At about the time that Muhammad was taken out of the jeep at this place unknown to him, someone phoned from the Gush Etzion police station to notify Muhammad’s mother that her son had been left at the Tuqu intersection and they should go fetch him. Muhammad’s father, who was staying overnight that night at his workplace, contacted a taxi driver and asked him to go and get his son. The taxi driver found Muhammad walking along the road near the Tuqu intersection, and took him home.

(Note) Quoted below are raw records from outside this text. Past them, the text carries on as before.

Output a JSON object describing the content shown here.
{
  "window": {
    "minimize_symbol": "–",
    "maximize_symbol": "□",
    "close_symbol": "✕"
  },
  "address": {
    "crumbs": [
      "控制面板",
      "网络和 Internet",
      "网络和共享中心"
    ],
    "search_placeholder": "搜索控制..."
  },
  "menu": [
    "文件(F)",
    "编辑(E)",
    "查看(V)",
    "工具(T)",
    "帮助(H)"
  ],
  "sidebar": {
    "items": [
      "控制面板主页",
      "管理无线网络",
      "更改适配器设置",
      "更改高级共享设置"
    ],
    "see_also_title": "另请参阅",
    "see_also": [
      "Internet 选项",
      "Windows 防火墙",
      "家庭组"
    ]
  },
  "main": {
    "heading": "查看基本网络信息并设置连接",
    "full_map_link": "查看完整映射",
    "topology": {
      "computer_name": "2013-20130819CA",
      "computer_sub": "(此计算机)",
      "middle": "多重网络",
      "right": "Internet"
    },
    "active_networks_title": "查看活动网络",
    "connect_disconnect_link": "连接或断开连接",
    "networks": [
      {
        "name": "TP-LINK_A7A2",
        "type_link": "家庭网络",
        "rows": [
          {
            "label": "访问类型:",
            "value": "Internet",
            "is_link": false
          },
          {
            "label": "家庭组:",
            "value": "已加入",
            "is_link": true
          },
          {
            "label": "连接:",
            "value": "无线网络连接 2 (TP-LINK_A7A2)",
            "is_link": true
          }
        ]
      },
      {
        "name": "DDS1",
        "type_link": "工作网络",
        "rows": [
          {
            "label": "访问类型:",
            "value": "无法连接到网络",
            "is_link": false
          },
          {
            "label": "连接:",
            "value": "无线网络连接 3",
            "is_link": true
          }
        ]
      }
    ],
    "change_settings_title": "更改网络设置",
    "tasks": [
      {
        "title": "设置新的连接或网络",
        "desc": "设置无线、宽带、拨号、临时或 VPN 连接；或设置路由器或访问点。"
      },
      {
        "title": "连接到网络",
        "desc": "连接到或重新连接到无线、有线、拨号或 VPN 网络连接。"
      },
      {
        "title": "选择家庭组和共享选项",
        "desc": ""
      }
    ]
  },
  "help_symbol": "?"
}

During the evening of Monday, 30 April 2012, Muhammad a-Zir was arrested for the third time that month. Soldiers took him from his house and put him into a jeep. Muhammad was taken to some army base, which he was unable to identify. The soldiers sat him down in an open yard for several hours, blindfolded and handcuffed. Then, without having questioned him, the soldiers again put Muhammad into the jeep. This time the soldiers left Muhammad handcuffed, in the middle of the night, in the village of Tuqu. Muhammad, who had no idea where he was or how to get home, knocked on the door of a house and woke the residents. The father of the family, Muhammad a-Sha’er, brought the youth inside. A-Sha’er described what happened in his testimony to B’Tselem:
“I woke up when I heard someone knocking on the door. I looked at the clock and saw that it was 2:30 AM. I was surprised and couldn’t figure out who could be at the door so late. I went to see who it was, opened the door, and saw a youngster of 13 or 14. His hands were cuffed. I asked him who he was and what he wanted. I explained to him that he was in Tuqu. He told me that soldiers had arrested him at his house in Harmalah and that after he sat and waited for a few hours in the yard at the army base, the soldiers put him into an army vehicle and let him off in the village, with his hands cuffed.
I took the boy inside and gave him food and water. I heated a kitchen knife over the stove and used it to cut the plastic handcuffs off of his wrists. I asked him his name and asked for his parents’ telephone number. I called Muhammad’s house, and told his father that he was with me and explained what had happened. About an hour later, the father came and picked up Muhammad.”
On 13 June 2012, B’Tselem contacted the Military Police Investigations Unit (MPIU) demanding that it open an investigation into these incidents. Thus far, B’Tselem has not received any response from the MPIU.